At an earlier minute today, I spied a huge book baking atop a car in my school parking lot. The unlikeliness of it: a book left alone there, and so large a book that it would have seemed difficult to forget. I immediately began spinning a story of a cell phone ringing, a student late for class, or a friend unexpectedly appearing in the parking lot. But I wanted to know the book’s name, and so I walked closer, and found it to be a Bible commentary. And then I realized I’d seen it — or its twin — elsewhere, on a library desk where a friend of mine sat.
Perhaps it’s that I read Nancy Drew and Sherlock Holmes stories years ago; perhaps it’s that recently I’ve watched many episodes of Campion, Miss Marple, Poirot. But I found myself immediately playing detective.
My first step: was there a name inside the book? There was not. (More shame to the possessor. I believe in claiming my books.)
My second step: were there any clues about the car? More success here. Nothing I could see about the car seemed antithetical to the character of my friend behind the library desk. It was a practical car, neither frivolous nor demonstrative. Beyond that, the political bumper sticker displayed on the vehicle was precisely what I would expect from said friend.

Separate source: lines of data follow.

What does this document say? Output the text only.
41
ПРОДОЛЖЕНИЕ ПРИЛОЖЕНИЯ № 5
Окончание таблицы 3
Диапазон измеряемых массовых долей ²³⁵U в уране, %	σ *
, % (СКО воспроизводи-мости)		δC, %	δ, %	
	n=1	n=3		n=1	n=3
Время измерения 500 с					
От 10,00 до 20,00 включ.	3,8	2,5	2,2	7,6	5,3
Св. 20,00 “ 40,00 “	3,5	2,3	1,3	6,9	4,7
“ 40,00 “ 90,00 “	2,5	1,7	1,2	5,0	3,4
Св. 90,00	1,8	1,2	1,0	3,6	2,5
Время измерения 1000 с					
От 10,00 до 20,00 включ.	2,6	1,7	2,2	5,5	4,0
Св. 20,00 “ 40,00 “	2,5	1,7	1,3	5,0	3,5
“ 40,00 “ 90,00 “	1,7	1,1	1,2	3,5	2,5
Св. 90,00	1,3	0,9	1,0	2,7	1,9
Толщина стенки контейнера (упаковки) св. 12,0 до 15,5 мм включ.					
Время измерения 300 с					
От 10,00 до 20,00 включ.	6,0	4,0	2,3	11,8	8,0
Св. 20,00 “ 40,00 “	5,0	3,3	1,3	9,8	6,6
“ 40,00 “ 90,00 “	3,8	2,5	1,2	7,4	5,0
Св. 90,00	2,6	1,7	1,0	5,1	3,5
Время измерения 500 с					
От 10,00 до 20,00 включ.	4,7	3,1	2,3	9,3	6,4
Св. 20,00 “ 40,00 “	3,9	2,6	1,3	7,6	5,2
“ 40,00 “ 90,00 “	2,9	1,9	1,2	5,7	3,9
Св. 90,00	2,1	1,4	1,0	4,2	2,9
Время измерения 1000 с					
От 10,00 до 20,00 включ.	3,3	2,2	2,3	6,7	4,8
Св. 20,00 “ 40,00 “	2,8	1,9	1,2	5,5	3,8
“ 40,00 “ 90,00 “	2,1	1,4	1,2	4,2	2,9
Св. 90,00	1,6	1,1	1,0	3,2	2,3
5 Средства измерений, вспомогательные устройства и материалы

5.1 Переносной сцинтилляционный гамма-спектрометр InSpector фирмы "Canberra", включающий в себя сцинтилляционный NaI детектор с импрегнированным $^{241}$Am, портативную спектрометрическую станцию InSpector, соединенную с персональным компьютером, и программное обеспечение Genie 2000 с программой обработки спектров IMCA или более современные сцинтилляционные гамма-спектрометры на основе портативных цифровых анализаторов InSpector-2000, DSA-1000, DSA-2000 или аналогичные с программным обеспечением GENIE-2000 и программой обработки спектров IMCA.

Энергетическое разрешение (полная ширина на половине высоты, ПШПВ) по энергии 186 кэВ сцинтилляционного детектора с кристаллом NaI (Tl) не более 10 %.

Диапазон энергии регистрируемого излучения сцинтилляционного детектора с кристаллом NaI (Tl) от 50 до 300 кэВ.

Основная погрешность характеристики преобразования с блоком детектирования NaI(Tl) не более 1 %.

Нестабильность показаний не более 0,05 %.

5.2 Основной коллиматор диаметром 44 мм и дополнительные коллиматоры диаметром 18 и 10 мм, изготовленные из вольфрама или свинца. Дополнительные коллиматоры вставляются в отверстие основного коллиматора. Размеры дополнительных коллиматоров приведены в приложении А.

Excellent then. The book’s plight had won my sympathies, and I wished the car were unlocked so I could set the book in shelter. That being impossible, I took the next best step: I left the book to its own devices and went to find my friend at the one place where I knew he might be — though I doubted to find him there today — behind the library desk. And there he was.
An inquiry revealed that my train of detection had been flawless. I set off to resume my ordinary career, and my friend dispatched himself to rescue his book from its languishing.
There will be time,” yes, “for all the works and days of hands / That lift and drop a question on your plate.” And having seen the question fall — or, more precisely, seen it lying there atop the car — the visions and revisions came thick upon one another’s heels, so that, for ten minutes on a Thursday morning, I was sleuth rather than teacher. There were those few other minutes, later, when I was J. Alfred Prufrock, wondering if I dared and if I dared. (And also the women coming and going, “talking of Michelangelo.”)
And in light of all of it, the advice which a woman gave me only a number of minutes ago — to be open to anything, because you never know where you’ll end up — rings truer, maybe, than it would have this morning.